Kör Müdavim
Hayat bilardo oyunu gibidir, bilmem size de öyle gelir mi?
Mesela, üzerinde oyunu oynayacak masaya ihtiyaç vardır.
Zaman bu masa üzerine bir çuha kumaş gibi serilir, kurallar, değerler ve anlam kumaşın üzerinde beden bulur.
İş masa ile bitmez elbet, mesela masanın çevresinde sınırları olmalıdır, sert kauçuk, çarptıkça seni masadaki oyuna geri postalayacak duvarlar.
Muhtaç olunan şey yansımadır.
Her çarpma ve her geri dönüş olguları doğurur, olgular ilmik ilmik anlamın dokusunu örer.
Düşünsene sınırsız bir masada oynuyorsun ve sen topsun afedersin, vurmuşlar afedersin, alıp başını gidiyorsun, haydi buradan buyur, sıfır yansıma, sıfır olgu, sıfır anlam.
Oyunun özü çarpa çarpa oluşan etkileşimler ve yansımlara dayalıdır.
Vuruşma şart yani.
Anlam denilen muhtaçlık buradan türüyor.
Sınır yoksa oyun yok, oyun yoksa anlam yok, anlam yoksa hayat bir koca boşluk.

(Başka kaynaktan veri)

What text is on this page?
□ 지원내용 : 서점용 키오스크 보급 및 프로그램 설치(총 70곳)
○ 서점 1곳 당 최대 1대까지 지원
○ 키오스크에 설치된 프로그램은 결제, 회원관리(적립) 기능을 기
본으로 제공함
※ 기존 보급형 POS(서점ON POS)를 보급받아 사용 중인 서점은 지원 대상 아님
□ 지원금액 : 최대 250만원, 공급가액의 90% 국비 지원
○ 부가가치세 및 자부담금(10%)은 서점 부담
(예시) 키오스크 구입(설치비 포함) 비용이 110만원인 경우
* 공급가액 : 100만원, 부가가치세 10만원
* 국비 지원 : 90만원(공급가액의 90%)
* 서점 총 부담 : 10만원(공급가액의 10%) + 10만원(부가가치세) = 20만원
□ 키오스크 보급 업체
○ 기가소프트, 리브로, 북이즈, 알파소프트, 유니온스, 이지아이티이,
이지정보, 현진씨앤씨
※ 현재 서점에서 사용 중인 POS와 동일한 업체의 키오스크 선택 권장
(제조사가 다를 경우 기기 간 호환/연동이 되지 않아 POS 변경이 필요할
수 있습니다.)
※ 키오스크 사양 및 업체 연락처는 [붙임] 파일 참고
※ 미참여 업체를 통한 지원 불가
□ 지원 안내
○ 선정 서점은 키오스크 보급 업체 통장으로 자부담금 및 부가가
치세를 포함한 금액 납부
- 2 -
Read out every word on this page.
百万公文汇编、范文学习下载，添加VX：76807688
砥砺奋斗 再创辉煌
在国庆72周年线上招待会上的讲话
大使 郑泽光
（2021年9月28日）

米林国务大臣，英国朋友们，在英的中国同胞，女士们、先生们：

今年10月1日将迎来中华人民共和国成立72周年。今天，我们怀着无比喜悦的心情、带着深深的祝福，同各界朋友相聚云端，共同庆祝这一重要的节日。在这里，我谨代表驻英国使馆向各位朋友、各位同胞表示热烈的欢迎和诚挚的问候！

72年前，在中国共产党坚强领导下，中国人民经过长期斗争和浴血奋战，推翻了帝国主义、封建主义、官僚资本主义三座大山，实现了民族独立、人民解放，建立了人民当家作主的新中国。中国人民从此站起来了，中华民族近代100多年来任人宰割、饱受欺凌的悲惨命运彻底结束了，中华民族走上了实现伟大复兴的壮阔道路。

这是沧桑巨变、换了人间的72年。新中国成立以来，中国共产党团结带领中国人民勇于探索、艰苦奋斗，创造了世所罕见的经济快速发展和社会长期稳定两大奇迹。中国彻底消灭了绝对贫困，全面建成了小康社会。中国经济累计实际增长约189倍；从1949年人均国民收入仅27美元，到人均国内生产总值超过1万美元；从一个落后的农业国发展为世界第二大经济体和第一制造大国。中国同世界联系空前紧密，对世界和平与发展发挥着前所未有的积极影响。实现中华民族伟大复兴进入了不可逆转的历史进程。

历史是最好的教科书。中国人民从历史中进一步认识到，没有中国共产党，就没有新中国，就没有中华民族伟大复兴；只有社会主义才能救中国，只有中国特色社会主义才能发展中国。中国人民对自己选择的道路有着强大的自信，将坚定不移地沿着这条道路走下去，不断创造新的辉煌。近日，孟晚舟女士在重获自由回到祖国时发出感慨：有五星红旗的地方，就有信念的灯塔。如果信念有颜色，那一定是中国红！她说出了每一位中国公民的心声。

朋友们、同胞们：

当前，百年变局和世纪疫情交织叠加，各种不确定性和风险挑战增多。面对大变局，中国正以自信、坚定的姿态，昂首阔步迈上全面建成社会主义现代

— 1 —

Oyunu sürekli kılan, seni dışarı salmayan, her çarpışmada yansımalar üreten o çerçeveyi oluşturan sınırlardır.
Seni de, seni sen yapan ötekini de o masanın kauçuk bantı ve çarpışmalardan geri gelen yansımalar doğurup, büyütür.
Sanırsın sen sensindir.
Ne oyun ama!
İlk kural topa vurulacak.
Sopa lazım yani, sopasız oynanmıyor mübarek.
Vurduğun gidip başkasına vuracak, başkası daha başkasına, o vuruşmadan sen de de bir devinim olacak.
Afedersin bir orgy alemi içinde seyreden hayat hadisesinde, vuruşa vuruşa sayı kazanılır.
Sayı kazanılır da ne olur?
Hiç bir şey olmaz, oyunun sürmesi için, insan denilen kıt akıllıyı masada tutmanın yegane yoludur “kazanabilirsin” duygusunu canlı tutmak.
Oldu ya, top sınırı aştı, masadan atlamaya kalktı?
Hata, cezası var.
İnsan masada vuruşmalar içinde ömür tüketen toptur afedersin, lakin sanır ki eli sopalı oyuncu kendisidir ve aynı şekilde bir an gelip kazabileceğini sanır.
Olsun, hepi topu oyun bu.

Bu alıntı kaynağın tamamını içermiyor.